Siddhartha Gutama's date of birth is disputed, but all will agree it was between the 5th and the 7th centuries B.C.E. The purpose of this offering is simply to remind the reader that 2500 years ago when people were dying of diseases which could readily be blamed on one deity or the other and human dependence on the vagaries of nature was nearly total, there were skeptics. The following quote is attributed to Siddhartha Gutama. The caveat here is that (1) he certainly didn't say it in English and (2) the English translation from the Sanscrit is devoid of cultural considerations of the time when it was said. With that as a warning, if Siddhartha Gutama actually offered this thought in his own language, the reader almost certainly has to conclude that his skeptical habit and ability to think critically were well developed:
"Do not believe in anything simply because you have heard it. Do not believe in anything simply because it is spoken and rumored by many. Do not believe in anything simply because it is found written in your religious books. Do not believe in anything merely on the authority of your teachers and elders. Do not believe in traditions because they have been handed down for many generations. But after observation and analysis, when you find that anything agrees with reason and is conducive to the good and benefit of one and all, then accept it and live up to it."
The lesson here is that whether today or 2500 years ago, within any collection of people, one finds those susceptible to suggestion at one end of the spectrum and those who question everything at the other. For those of us schooled in the Age of Enlightenment and attribute the impetus for all of our scientific advancement to discoveries and social changes in the 18th century, it is instructive and humbling to remember that there were teachers of critical thinking like Siddhartha Gutama who preceded the European intellectuals by more than 2000 years.

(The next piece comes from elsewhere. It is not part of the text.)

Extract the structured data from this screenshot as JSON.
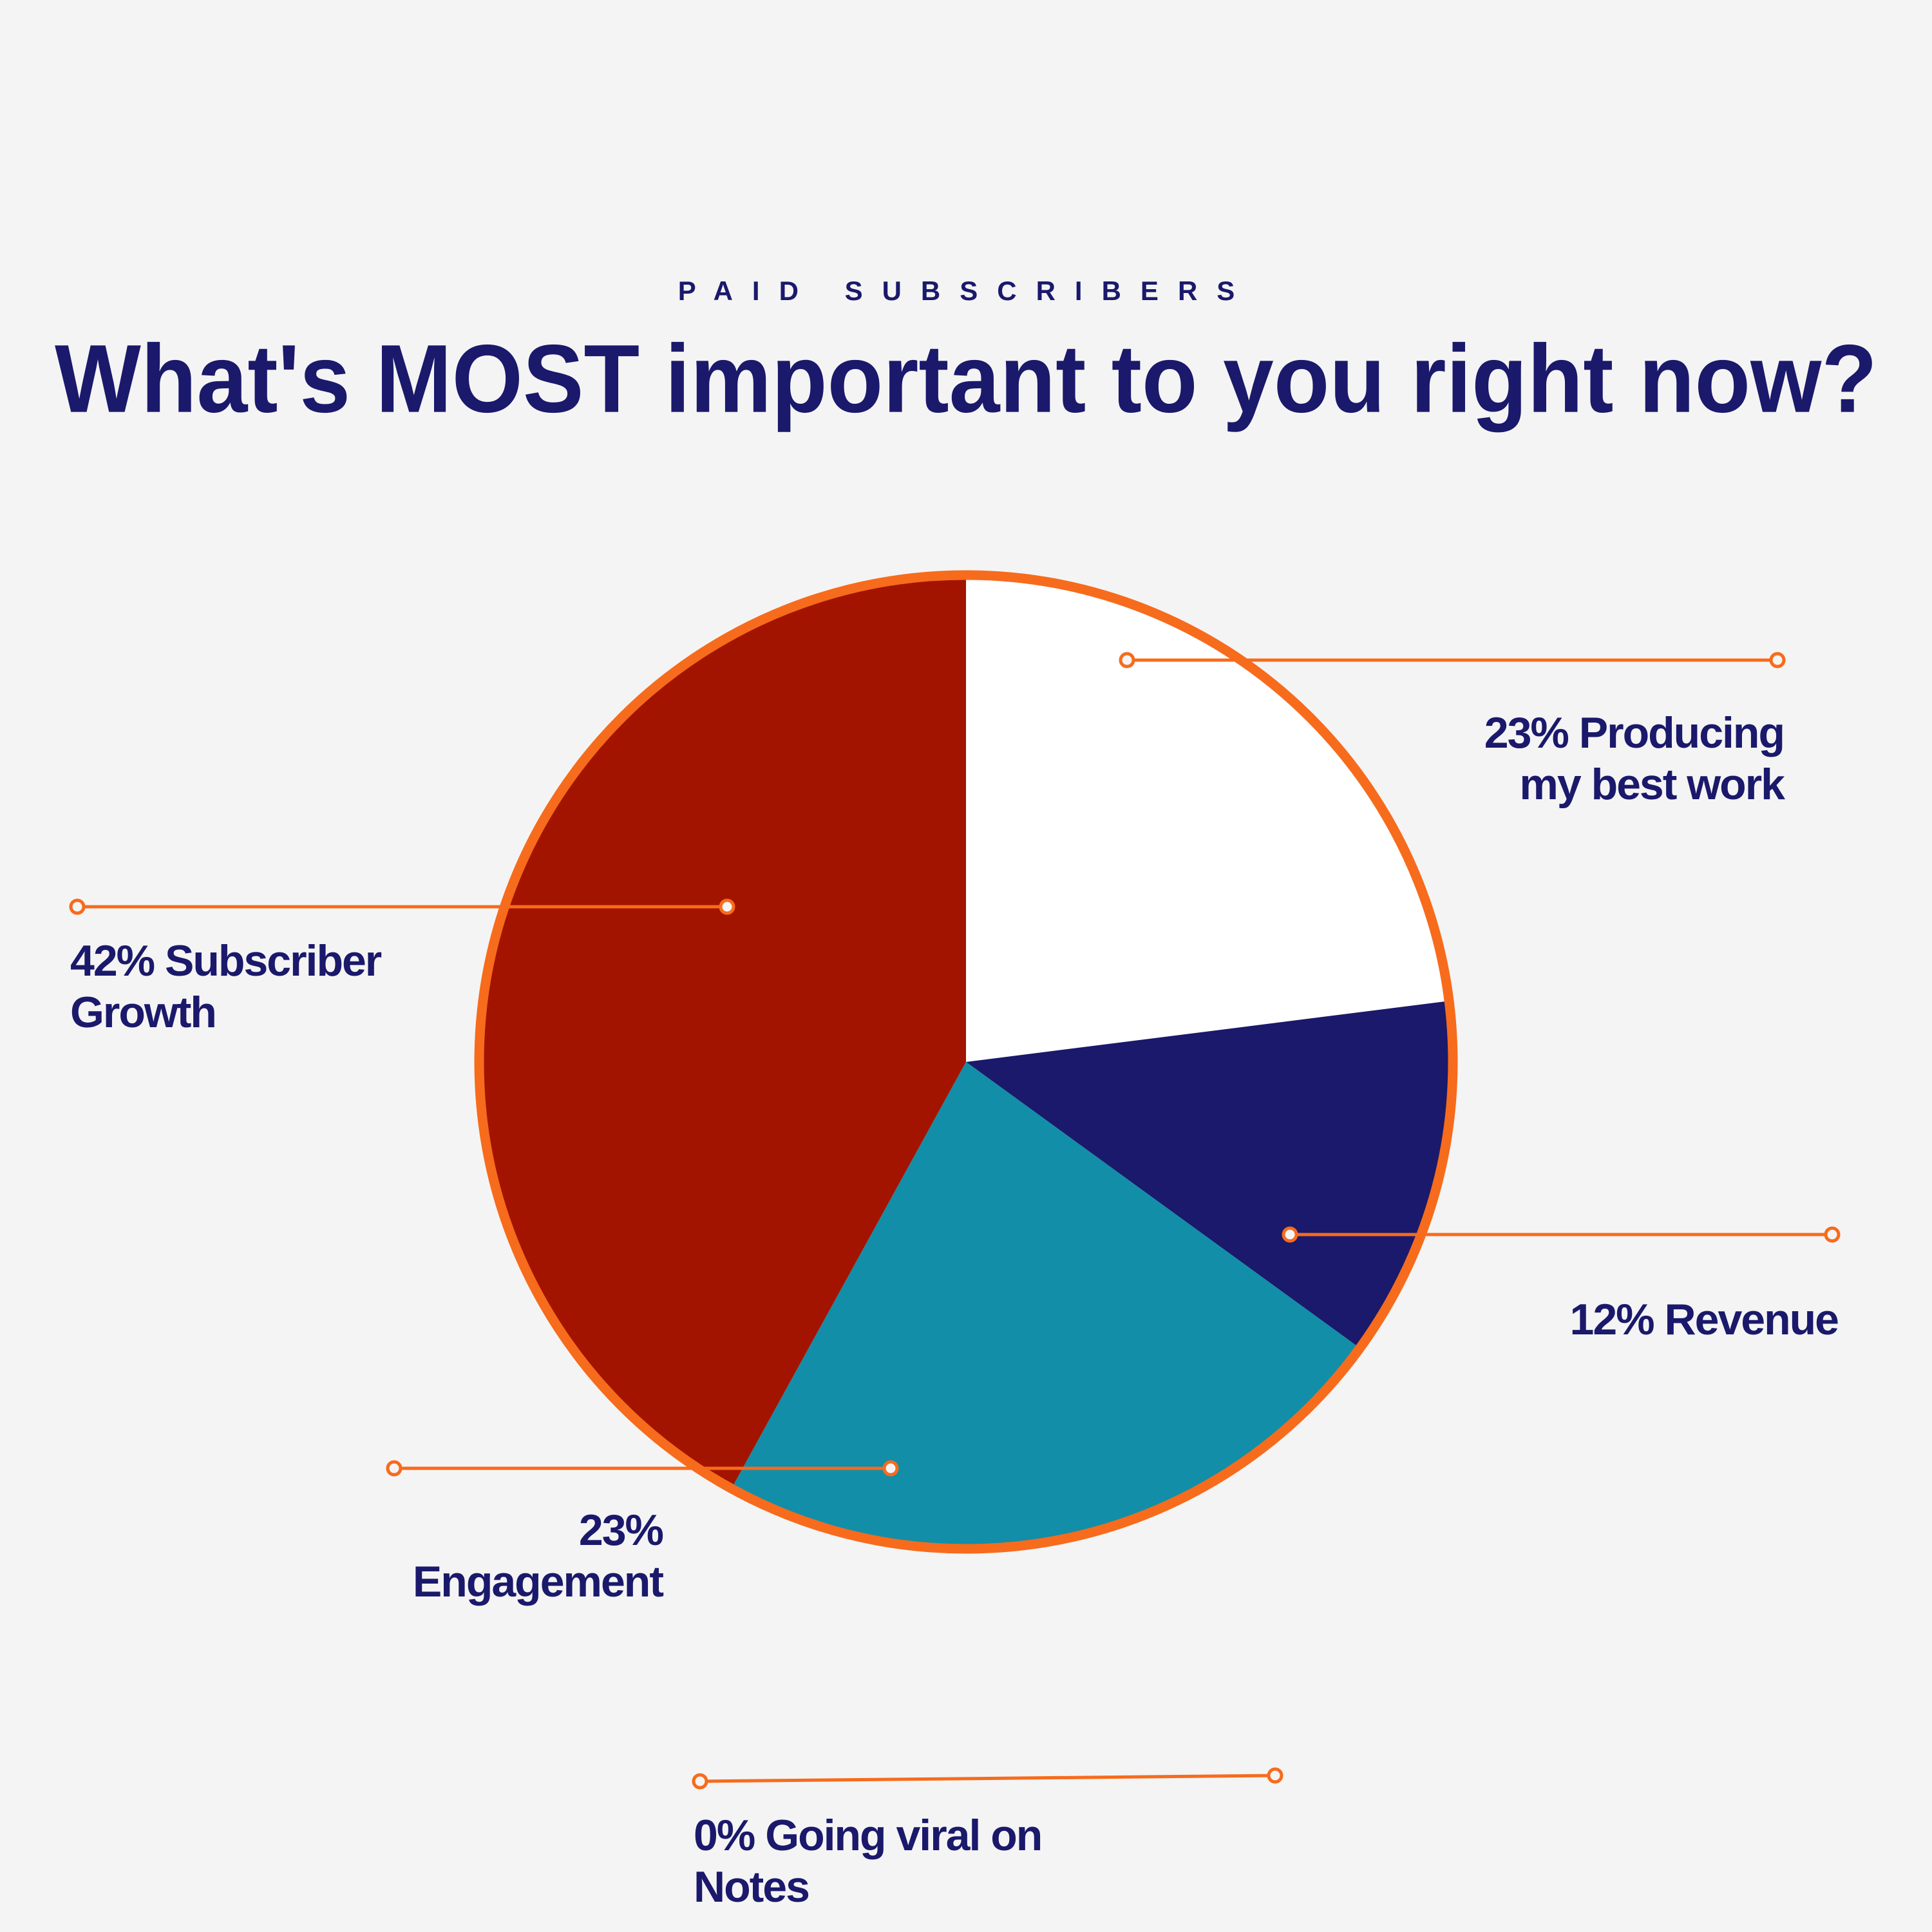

Robinson and Johnson, The Buddhist Religion: A Historical Introduction. New York, NY: Wadsworth Publishing Company, 1997, fourth edition.
Joseph Kitagawa and Mark Cummings, eds., The Encyclopedia of Religion: Buddhism and Asian History. Mircea Eliade, editor in chief. New York, NY: Macmillian, 1989.
Patricia Herbert, The Life of the Buddha. San Francisco, CA: Pomegranate ArtBooks, 1993.
E.H. Johnston, Asvaghosa's Buddhacarita or Acts of the Buddha. Complete Sanskrit Text with English Translation. Delhi, India: Motilal Banarsidass Publishers Limited, 1995 reprint.